# Anyone Used iTarget?



## indie (Sep 7, 2013)

The hubs just showed me this. It's an app for your phone with a little laser bullet so you can practice anywhere:

https://www.itargetpro.com


----------



## Slippy (Nov 14, 2013)

No ma'am @indie, I have not used itarget before.

But one time recently I was in Target buying some toilet paper or some such nonsense and went to the self check out line. Some little fat millenial chick wearing tight tan pants and a red Target shirt was waving around a red fabric Target bag and asked me if I would like to buy one.

I asked her "why in the hell would I buy a red fabric Target bag" and she said "To save the Trees"...my interest in dialogue was immediately piqued...

"To save the Trees?!?" I queried in a loud voice, "To save the Freakin' Trees???" I exclaimed again! "How in the hell is a red fabric Target bag supposed to save trees?" I asked her.

She replied, "so that we can reduce the usage of plastic bags, which will save trees".
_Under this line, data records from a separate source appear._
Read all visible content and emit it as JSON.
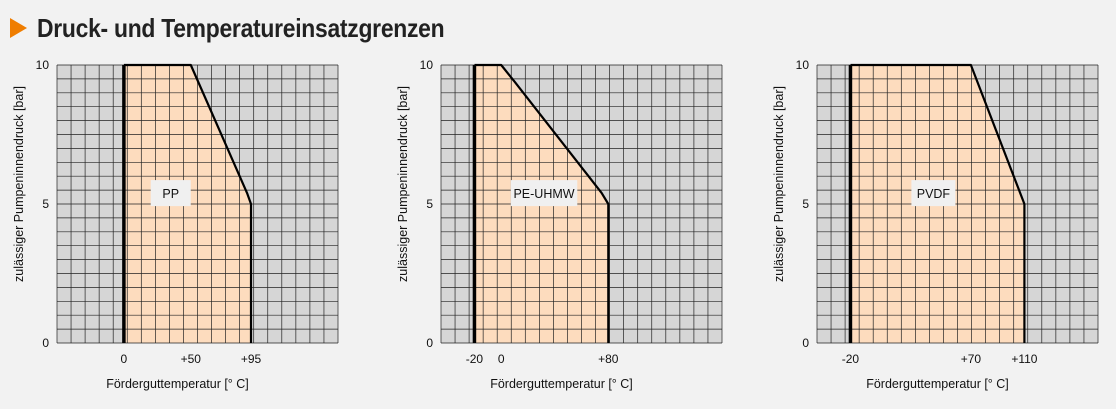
{
  "title": "Druck- und Temperatureinsatzgrenzen",
  "colors": {
    "accent_arrow": "#ef7d00",
    "fill": "#fddcbe",
    "grid_bg": "#d6d6d6",
    "grid_lines": "#222222"
  },
  "chart_data": [
    {
      "type": "area",
      "series": [
        {
          "name": "PP",
          "x": [
            0,
            0,
            50,
            92,
            95,
            95
          ],
          "y": [
            0,
            10,
            10,
            5.4,
            5,
            0
          ]
        }
      ],
      "xlabel": "Fördergut­temperatur [° C]",
      "ylabel": "zulässiger Pumpeninnendruck [bar]",
      "xlim": [
        -50,
        160
      ],
      "ylim": [
        0,
        10
      ],
      "x_ticks": [
        0,
        50,
        95
      ],
      "x_tick_labels": [
        "0",
        "+50",
        "+95"
      ],
      "y_ticks": [
        0,
        5,
        10
      ],
      "y_tick_labels": [
        "0",
        "5",
        "10"
      ],
      "series_label": "PP",
      "series_label_pos": [
        35,
        5.5
      ],
      "grid": true
    },
    {
      "type": "area",
      "series": [
        {
          "name": "PE-UHMW",
          "x": [
            -20,
            -20,
            0,
            10,
            75,
            80,
            80
          ],
          "y": [
            0,
            10,
            10,
            9.4,
            5.4,
            5,
            0
          ]
        }
      ],
      "xlabel": "Fördergut­temperatur [° C]",
      "ylabel": "zulässiger Pumpeninnendruck [bar]",
      "xlim": [
        -45,
        165
      ],
      "ylim": [
        0,
        10
      ],
      "x_ticks": [
        -20,
        0,
        80
      ],
      "x_tick_labels": [
        "-20",
        "0",
        "+80"
      ],
      "y_ticks": [
        0,
        5,
        10
      ],
      "y_tick_labels": [
        "0",
        "5",
        "10"
      ],
      "series_label": "PE-UHMW",
      "series_label_pos": [
        32,
        5.5
      ],
      "grid": true
    },
    {
      "type": "area",
      "series": [
        {
          "name": "PVDF",
          "x": [
            -20,
            -20,
            70,
            110,
            110
          ],
          "y": [
            0,
            10,
            10,
            5,
            0
          ]
        }
      ],
      "xlabel": "Fördergut­temperatur [° C]",
      "ylabel": "zulässiger Pumpeninnendruck [bar]",
      "xlim": [
        -45,
        165
      ],
      "ylim": [
        0,
        10
      ],
      "x_ticks": [
        -20,
        70,
        110
      ],
      "x_tick_labels": [
        "-20",
        "+70",
        "+110"
      ],
      "y_ticks": [
        0,
        5,
        10
      ],
      "y_tick_labels": [
        "0",
        "5",
        "10"
      ],
      "series_label": "PVDF",
      "series_label_pos": [
        42,
        5.5
      ],
      "grid": true
    }
  ]
}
I paused for a moment and told her she must be a product of government education and mental illness.

She scurried away...lain:

True story about Slippy's shopping trip to Target.

What a dumbass...


----------



## Camel923 (Aug 13, 2014)

Looks like a cool concept @indie.


----------



## indie (Sep 7, 2013)

I think so too. Too bad it's so spendy to get additional calibers.


----------



## White Shadow (Jun 26, 2017)

I'm holding out for a disintegration ray app for my smartphone to deal with stupid people. Battery tech might have to move along a little yet...


----------



## obby123 (8 mo ago)

I've been looking into Laser training and seen a few videos about this and mantis, anyone know how they compare?


----------



## One Shot (Oct 25, 2021)

This might be a good training aid or to keep you practicing, I have seen one called LaserHit which does the same as ITarget in our LGS, I didn't try it but I know people bought them since they were gone a few weeks later, might try a firearm site.


----------



## inceptor (Nov 19, 2012)

I have iTarget. The problem is keeping up with the training. I tend to do it for a while but then life happens and I get busy. That's when it falls to the side. The way things are going, I may have to dig it out again.


----------



## bsemler (Mar 6, 2018)

indie said:


> The hubs just showed me this. It's an app for your phone with a little laser bullet so you can practice anywhere:
> 
> iTargetPro (Laser Firearm Training System) Shoot Your Gun in the House


I do I use it every other week and if they dont have a certain caliber you can but a different companies laser round and still works. It gets you right on or just few adjustments at a range


----------



## bigwheel (Sep 22, 2014)

Think I need one. I shoot and clean my gun once a year..which keeps my shooting card up to date. I aint a very good good shot the past few years. I need practice that dont waste ammo. Thanks.


----------



## inceptor (Nov 19, 2012)

bigwheel said:


> Think I need one. I shoot and clean my gun once a year..which keeps my shooting card up to date. I aint a very good good shot the past few years. I need practice that dont waste ammo. Thanks.
> View attachment 114629
> View attachment 114629


Well, except for the one that took his ear off, at least you know you caused quite a bit of pain.


----------



## bigwheel (Sep 22, 2014)

Well the goofy range master guy didnt start demanding head shots till I had exepended my stamina lol. Us old guys get pooped out easy.


----------